I made my way back into the sanctuary to watch the second half of the movie, sitting on the carpeted floor by the heater and doing a bit of yoga. The credits began to roll and we made our way to the front for thank yous and announcements and all of that. People lined up to buy DVDs and Sally set up a word document, to create a backup plan in case we ran out. We almost did.

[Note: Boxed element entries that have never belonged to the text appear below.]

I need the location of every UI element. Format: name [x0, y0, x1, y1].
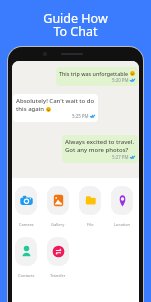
staticText: This trip was unforgettable: [59, 70, 129, 77]
button[interactable]: Transfer: [47, 237, 69, 278]
staticText: 5:20 PM: [112, 77, 129, 83]
staticText: Gallery: [51, 222, 65, 227]
button[interactable]: Gallery: [47, 186, 69, 227]
staticText: this again: [16, 105, 45, 113]
staticText: Always excited to travel.: [65, 138, 135, 146]
staticText: Camera: [19, 222, 34, 227]
staticText: Contacts: [18, 273, 35, 278]
staticText: 5:25 PM: [72, 113, 89, 119]
button[interactable]: Contacts: [15, 237, 37, 278]
button[interactable]: Location: [111, 186, 133, 227]
staticText: To Chat: [53, 23, 98, 40]
staticText: Location: [114, 222, 131, 227]
button[interactable]: File: [79, 186, 101, 227]
staticText: Transfer: [50, 273, 66, 278]
staticText: 5:27 PM: [112, 154, 129, 160]
staticText: Absolutely! Can't wait to do: [16, 97, 95, 105]
staticText: Guide How: [43, 10, 108, 27]
button[interactable]: Always excited to travel.: [65, 138, 135, 160]
staticText: Got any more photos?: [65, 146, 129, 154]
button[interactable]: Absolutely! Can't wait to do: [16, 97, 95, 119]
button[interactable]: This trip was unforgettable: [59, 70, 135, 83]
staticText: File: [87, 222, 94, 227]
button[interactable]: Camera: [15, 186, 37, 227]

Joseph played an aching tune on the piano as we set up chairs, creating an oblong circle with the pews at the front. Thirty five of us sat in circle, and that same quiet sober feeling we’ve been noting was in the room as we spoke. Great sadness was there. A bit of shame. A touch of anger and frustration. And a good deal of hope and gladness and powerful energy and appreciation. To be talking about these things, to be speaking out from the tangle of lies and secrets and delusions in which we are so often caught, to sit in circle with others and be allowed to feel what we feel, to know we are not alone, not crazy, to walk through this present predicament together, to face into the world as it is and not be undone by that, this is truly a remarkable experience for many who sit in these circles. There is more than sadness and fear and anger here, and people begin to feel that for themselves… that maybe our present predicament, maybe this thing that looks like a scary problem, is actually the good news, for it heralds an end to the insanity in which we live.
We spoke of many things in Vancouver, of hopes and plans and dreams, of hopelessness and planlessness and dreamlessness. We spoke of responses to make and paths to walk. We spoke of our own lives. And at the end, as we Boomers moved into packing up and heading out mode, in order to get our tired selves back into our warm beds, we noticed that a sweet circle of young people had formed in the front, connecting and planning their next step…

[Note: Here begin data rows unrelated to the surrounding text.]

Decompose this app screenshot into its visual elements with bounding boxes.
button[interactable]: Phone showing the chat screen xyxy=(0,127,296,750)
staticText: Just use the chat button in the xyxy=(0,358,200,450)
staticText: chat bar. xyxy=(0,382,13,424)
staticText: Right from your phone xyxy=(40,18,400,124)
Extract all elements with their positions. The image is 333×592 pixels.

We drove back to Nic and Vivienne’s for a cup of hot tea and a cookie or three, again unwinding from the event’s energy. We scratched the cat and spoke of the coming storm and then retired for our night’s rest.

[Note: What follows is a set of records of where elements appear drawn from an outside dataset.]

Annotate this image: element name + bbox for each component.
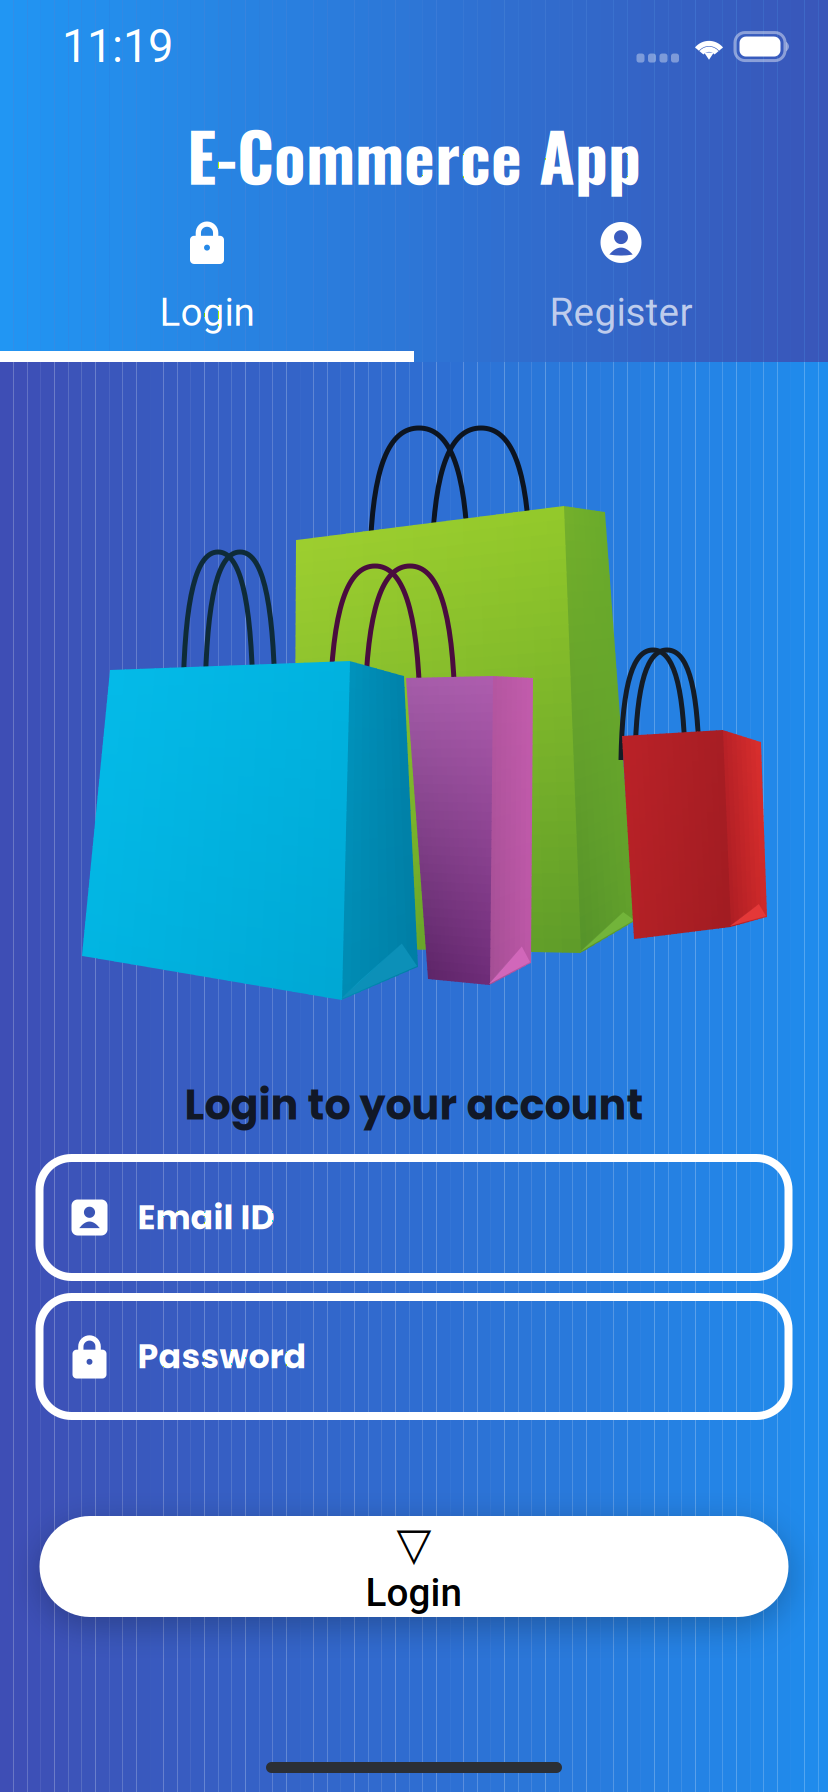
staticText: Login (366, 1570, 462, 1616)
button[interactable]: Email ID (40, 1158, 788, 1277)
staticText: Email ID (138, 1194, 274, 1241)
button[interactable]: ▽ (40, 1516, 788, 1617)
staticText: Login (160, 290, 254, 335)
staticText: 11:19 (62, 20, 173, 73)
staticText: Register (550, 290, 692, 335)
staticText: ▽ (396, 1518, 432, 1570)
staticText: Login to your account (184, 1076, 644, 1134)
button[interactable]: Register (414, 214, 828, 334)
button[interactable]: Password (40, 1297, 788, 1416)
button[interactable]: Login (0, 214, 414, 334)
staticText: E-Commerce App (187, 107, 641, 204)
staticText: Password (138, 1333, 306, 1380)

I sit now in this floating home, looking out the windows upstairs as the rain falls. A Great Blue Heron flew right at us a moment ago, veering up before it reached the house. I notice, as I write this, that I am in that place of which Mr. Stevens sings. I’m in love with everything right now, with the life all around me, with the people I am encountering, and it makes me feel sad, that love… that love. Underneath the anger and frustration and disgust with my fellow clever monkeys, there lies a deep love for them, and for the this beautiful world, and I’m finding that love just as the world itself is unraveling, as those clever monkeys, many of them, most of them, descend further into delusion and desperate destruction. Deep sadness fills my broken heart, to find love in this time of loss…
Thank you, Vancouver. Thank you Vivienne and Nic and Phil and the many others who helped make this part of our journey such a success. We wish you all the very best as the present moment slides into the future.
It’s my day off.
I think I smell coffee down on the first floor.
I’ll be back in a few…
Tim
October 18th, 2007 at 2:39 pm
I much enjoyed the event in Ladner, which is a sleepy burb where nothing much happens; not end of the line like Bellingham for disaffected Americans who head for the West Coast and then turn North until they hit the border.
A poet and writer whose work helped me get started as an activist with Sierra Club years ago, Robinson Jeffers, had a similar message to Way to Go;
… Organic wholeness, the wholeness of life and things, the divine beauty of the universe. Love that, not man
Apart from that,or else you will share man’s pitiful confusions, or drown in despair when his days darken.
Not Man Apart
November 13th, 2007 at 7:51 am
Thanks, John. I’ve heard the phrase “Not Man Apart” before, but didn’t know where it came from. Glad you made it to Ladner.